The manor of Clifton lives up to its name; the cliff town perched on the edge of Ghyston Cliff, the great rock face on the Bristol side of the gorge that rises sheer from the bed of the River Avon. It still being very early, and not wishing to disturb Emilia Virgoe’s slumbers, should the old lady not feel the urge to rise at the crack of dawn, Hercules (long since let off his leash) and I made our way to the great tump, about a quarter of a mile from the edge of the cliff. Here we sat down and from my satchel I produced the hunk of rye bread and scraps of meat that Adela had given me. There was also a piece of cheese wrapped in dock leaves, but Hercules turned his nose up at that, so I had it all to myself. Then we both stretched out on one of the grassy mounds of the tump and let our tired limbs slowly recover from the rigours of the climb.

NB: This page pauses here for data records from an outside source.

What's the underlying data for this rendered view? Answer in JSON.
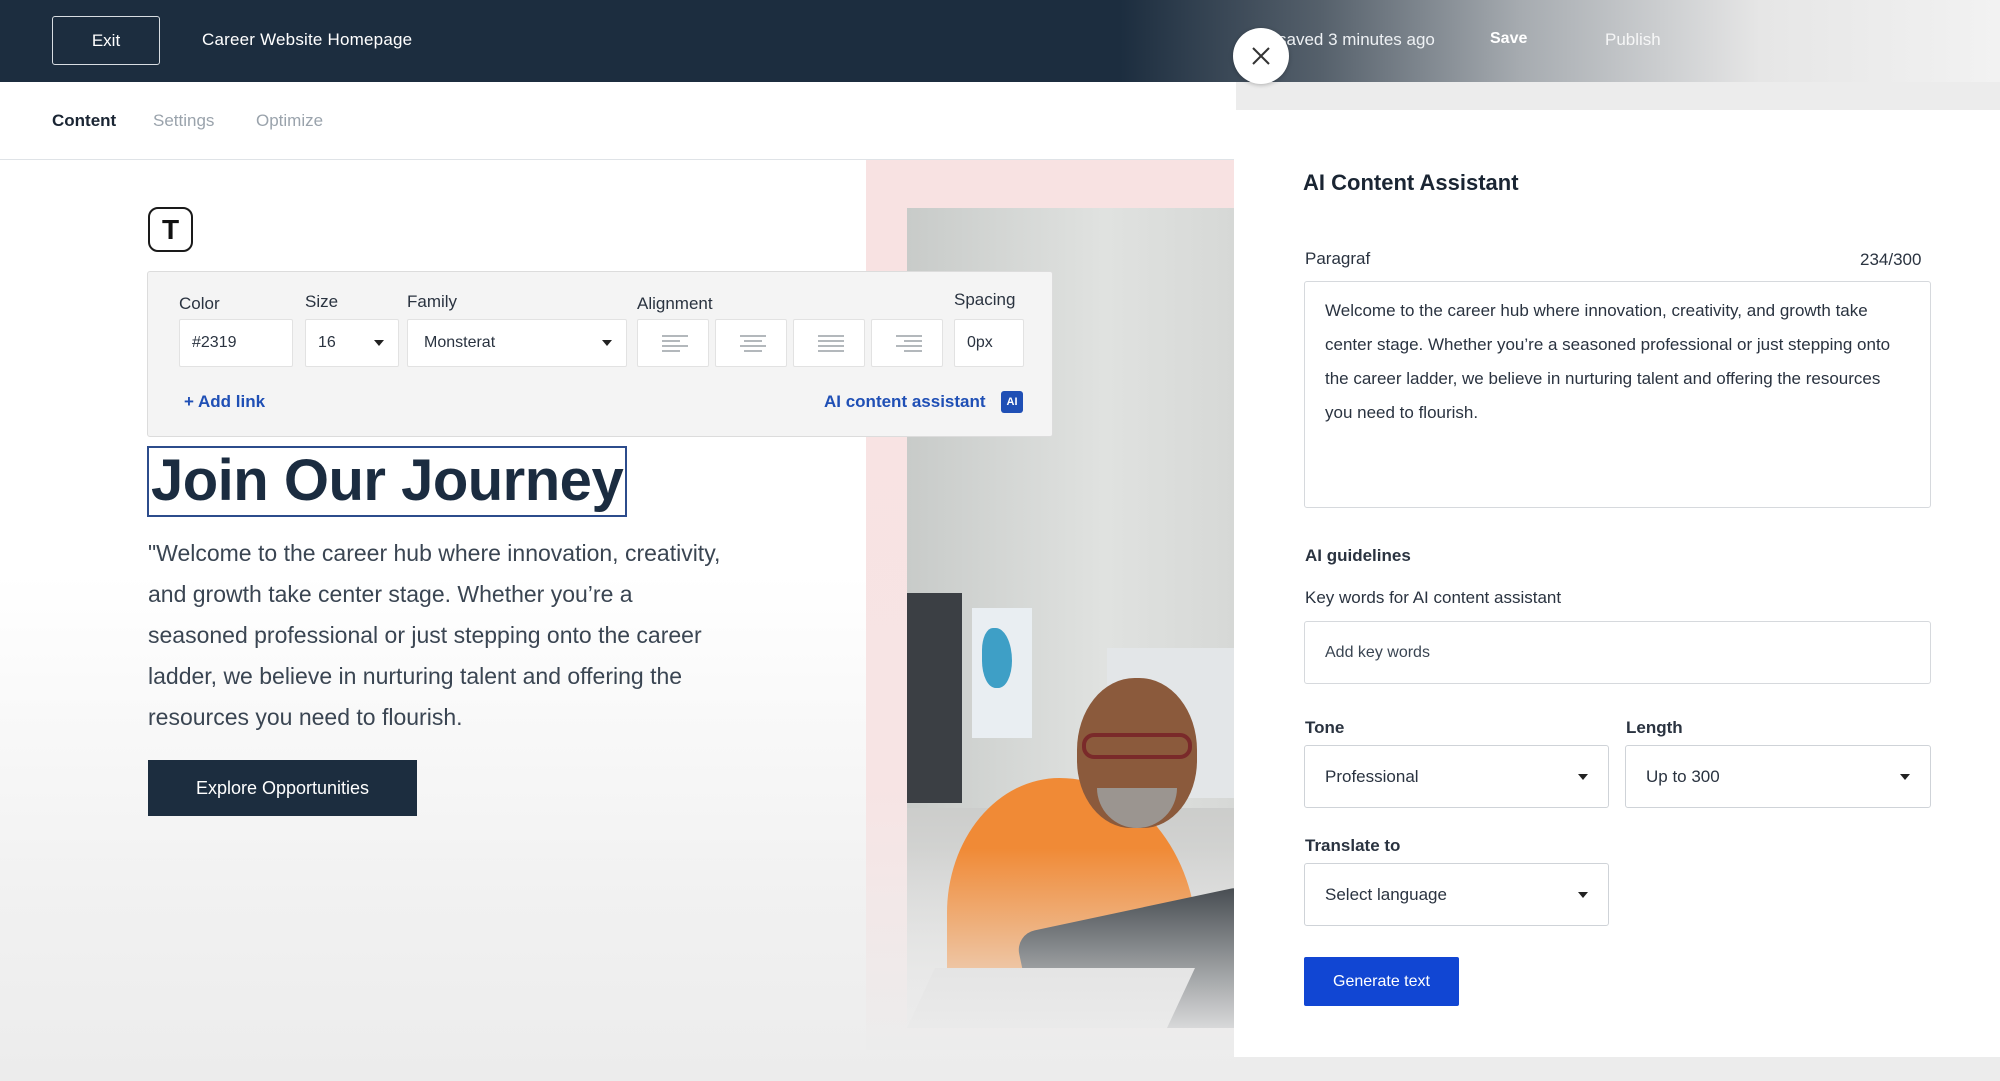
{
  "header": {
    "exit_label": "Exit",
    "page_name": "Career Website Homepage",
    "saved_status": "saved 3 minutes ago",
    "save_label": "Save",
    "publish_label": "Publish"
  },
  "tabs": [
    {
      "label": "Content",
      "active": true
    },
    {
      "label": "Settings",
      "active": false
    },
    {
      "label": "Optimize",
      "active": false
    }
  ],
  "text_block_icon": "T",
  "toolbar": {
    "color_label": "Color",
    "color_value": "#2319",
    "size_label": "Size",
    "size_value": "16",
    "family_label": "Family",
    "family_value": "Monsterat",
    "alignment_label": "Alignment",
    "alignment_options": [
      "align-left",
      "align-center",
      "align-justify",
      "align-right"
    ],
    "spacing_label": "Spacing",
    "spacing_value": "0px",
    "add_link_label": "+ Add link",
    "ai_assistant_label": "AI content assistant",
    "ai_badge": "AI"
  },
  "hero": {
    "headline": "Join Our Journey",
    "paragraph": "\"Welcome to the career hub where innovation, creativity, and growth take center stage. Whether you’re a seasoned professional or just stepping onto the career ladder, we believe in nurturing talent and offering the resources you need to flourish.",
    "cta_label": "Explore Opportunities"
  },
  "assistant": {
    "title": "AI Content Assistant",
    "paragraph_label": "Paragraf",
    "char_counter": "234/300",
    "paragraph_text": "Welcome to the career hub where innovation, creativity, and growth take center stage. Whether you’re a seasoned professional or just stepping onto the career ladder, we believe in nurturing talent and offering the resources you need to flourish.",
    "guidelines_heading": "AI guidelines",
    "keywords_label": "Key words for AI content assistant",
    "keywords_placeholder": "Add key words",
    "tone_label": "Tone",
    "tone_value": "Professional",
    "length_label": "Length",
    "length_value": "Up to 300",
    "translate_label": "Translate to",
    "translate_value": "Select language",
    "generate_label": "Generate text"
  },
  "colors": {
    "header_bg": "#1c2d3f",
    "accent_blue": "#1146d3",
    "link_blue": "#1f4fb5",
    "cta_bg": "#1c2d3f"
  }
}
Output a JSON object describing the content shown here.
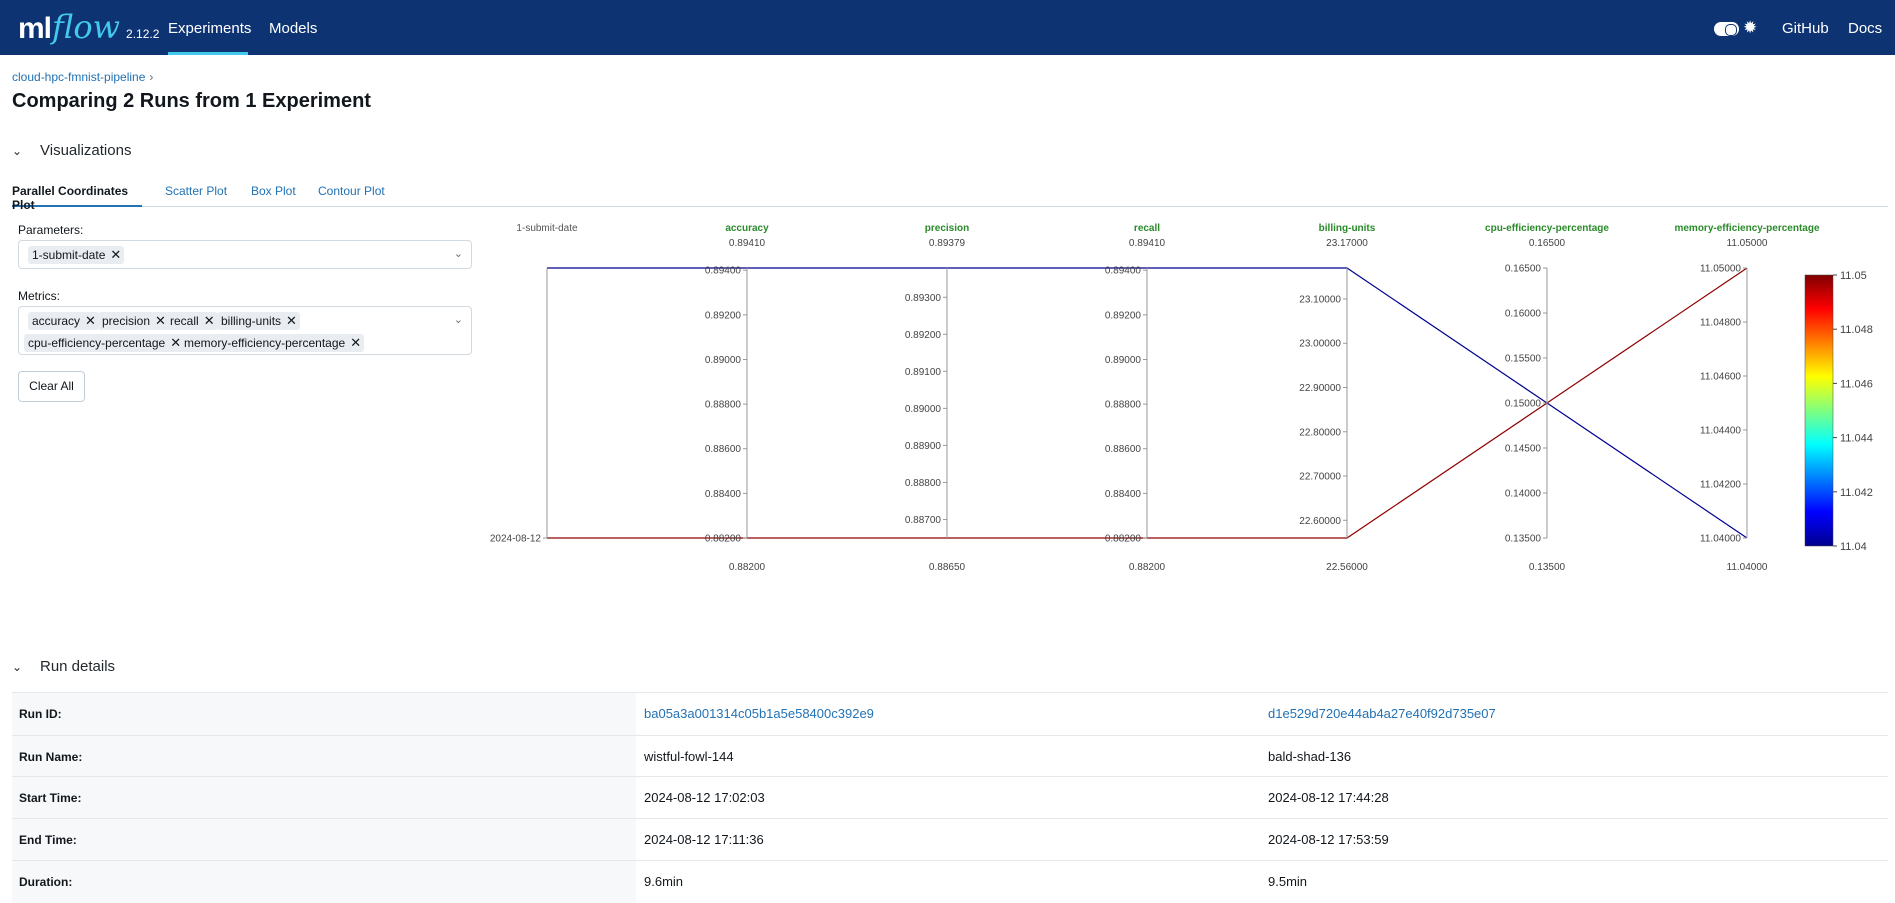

The tump is a strange place, full of ghostly echoes. Some say that our Celtic ancestors used it as a fort until the Romans drove them out and turned it into a look-out post from which they could survey the river and its approaches, so that raiding parties of Welshmen shouldn’t take them by surprise. Then there are other wilder stories that the mound was built by either the Saracens or the Jews. Ridiculous, of course, but these odd notions take a hold in the minds of country people, often gaining ascendancy over the far more likely, rational explanations. And then there’s the legend of how the gorge itself was hewn out of living rock by the two giants, Goram and Vincent, using one pick which they threw back and forth to one another until the latter accidentally killed the former, and spent the rest of his life in prayer and good works in order to atone.